During the first days of hostilities, I am glued to the television set watching endless footage of dusty winds blowing across desolate stretches of the Iraqi desert, US soldiers wandering like futuristic warrior clones behind their masks and goggles, and smoke billowing above the Arabian nights skyline of Baghdad. This whole thing has an eerie feeling to it, blending images of ancient Mesopotamia and the Abbassid Caliphate of ninth-century Baghdad with modern technological warfare. I wonder how long will the war go on? How many innocent Iraqis will have to die? How many US soldiers will come home in body bags? By what measures and criteria do we judge whether, on balance, war was indeed a better last-ditch option than the antebellum status quo? I have retrospective flashes of my own life in wartime Beirut under months and months of Syrian Army shelling and mayhem. I felt alone then because the world did not care. I feel alone today because the world does not care either, no matter the pitch of the yelling on either side. Opponents of the war claim to have higher moral ground, when in fact they are simply competing with the pro-war crowd for the same war booty. Everyone has a stake in this, and everyone’s ethics is unique. In our own individual ways, each one of us is a lone ranger fighting the bad guys in this war.
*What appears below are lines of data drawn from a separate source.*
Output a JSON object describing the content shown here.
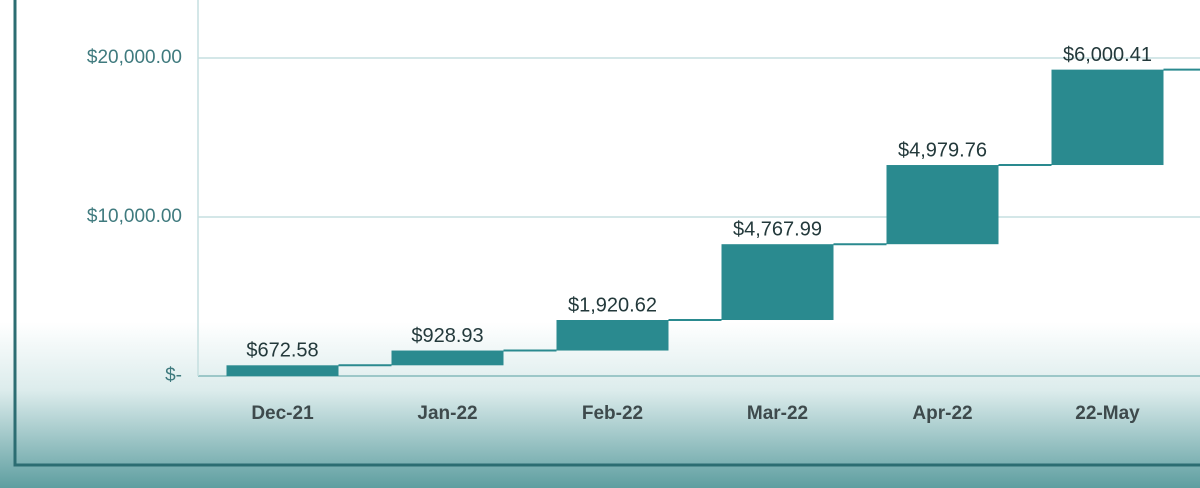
{
  "chart_data": {
    "type": "waterfall",
    "categories": [
      "Dec-21",
      "Jan-22",
      "Feb-22",
      "Mar-22",
      "Apr-22",
      "22-May"
    ],
    "values": [
      672.58,
      928.93,
      1920.62,
      4767.99,
      4979.76,
      6000.41
    ],
    "value_labels": [
      "$672.58",
      "$928.93",
      "$1,920.62",
      "$4,767.99",
      "$4,979.76",
      "$6,000.41"
    ],
    "color": "#2a8a8f",
    "ylim": [
      0,
      23650
    ],
    "yticks": [
      {
        "value": 0,
        "label": "$-"
      },
      {
        "value": 10000,
        "label": "$10,000.00"
      },
      {
        "value": 20000,
        "label": "$20,000.00"
      }
    ],
    "grid": true
  }
}
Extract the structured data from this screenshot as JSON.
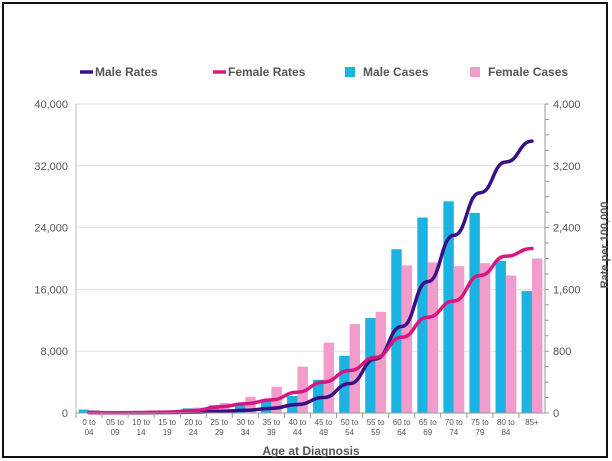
{
  "chart_data": {
    "type": "bar",
    "categories": [
      [
        "0 to",
        "04"
      ],
      [
        "05 to",
        "09"
      ],
      [
        "10 to",
        "14"
      ],
      [
        "15 to",
        "19"
      ],
      [
        "20 to",
        "24"
      ],
      [
        "25 to",
        "29"
      ],
      [
        "30 to",
        "34"
      ],
      [
        "35 to",
        "39"
      ],
      [
        "40 to",
        "44"
      ],
      [
        "45 to",
        "49"
      ],
      [
        "50 to",
        "54"
      ],
      [
        "55 to",
        "59"
      ],
      [
        "60 to",
        "64"
      ],
      [
        "65 to",
        "69"
      ],
      [
        "70 to",
        "74"
      ],
      [
        "75 to",
        "79"
      ],
      [
        "80 to",
        "84"
      ],
      [
        "85+"
      ]
    ],
    "xlabel": "Age at Diagnosis",
    "ylabel_right": "Rate per 100,000",
    "ylim_left": [
      0,
      40000
    ],
    "ylim_right": [
      0,
      4000
    ],
    "yticks_left": [
      "0",
      "8,000",
      "16,000",
      "24,000",
      "32,000",
      "40,000"
    ],
    "yticks_right": [
      "0",
      "800",
      "1,600",
      "2,400",
      "3,200",
      "4,000"
    ],
    "legend_position": "top",
    "series": [
      {
        "name": "Male Rates",
        "type": "line",
        "axis": "right",
        "color": "#3b0f86",
        "values": [
          5,
          3,
          4,
          6,
          10,
          20,
          35,
          60,
          110,
          200,
          380,
          700,
          1120,
          1700,
          2300,
          2850,
          3250,
          3520
        ]
      },
      {
        "name": "Female Rates",
        "type": "line",
        "axis": "right",
        "color": "#d8177e",
        "values": [
          5,
          4,
          6,
          12,
          30,
          80,
          120,
          170,
          270,
          400,
          550,
          720,
          980,
          1240,
          1450,
          1780,
          2030,
          2130
        ]
      },
      {
        "name": "Male Cases",
        "type": "bar",
        "axis": "left",
        "color": "#1bb3e2",
        "values": [
          450,
          80,
          90,
          150,
          600,
          1000,
          1200,
          1600,
          2200,
          4300,
          7400,
          12300,
          21200,
          25300,
          27400,
          25900,
          19700,
          15800
        ]
      },
      {
        "name": "Female Cases",
        "type": "bar",
        "axis": "left",
        "color": "#f29ccb",
        "values": [
          380,
          90,
          110,
          200,
          700,
          1300,
          2100,
          3400,
          6000,
          9100,
          11500,
          13100,
          19100,
          19500,
          19000,
          19400,
          17800,
          20000
        ]
      }
    ]
  }
}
As we settle in for the siege of Baghdad, my stake in this war, “my” very own Iraqi war, is a war on the dictatorships in the Arab world that have driven their people to despair. When faced with a choice of another four decades of Hussein or Assad dynasties ruling over every fiber of my being, the war in Iraq suddenly seems like manna from heaven, a window of opportunity, a chance. For once though, I wish I were not so alone.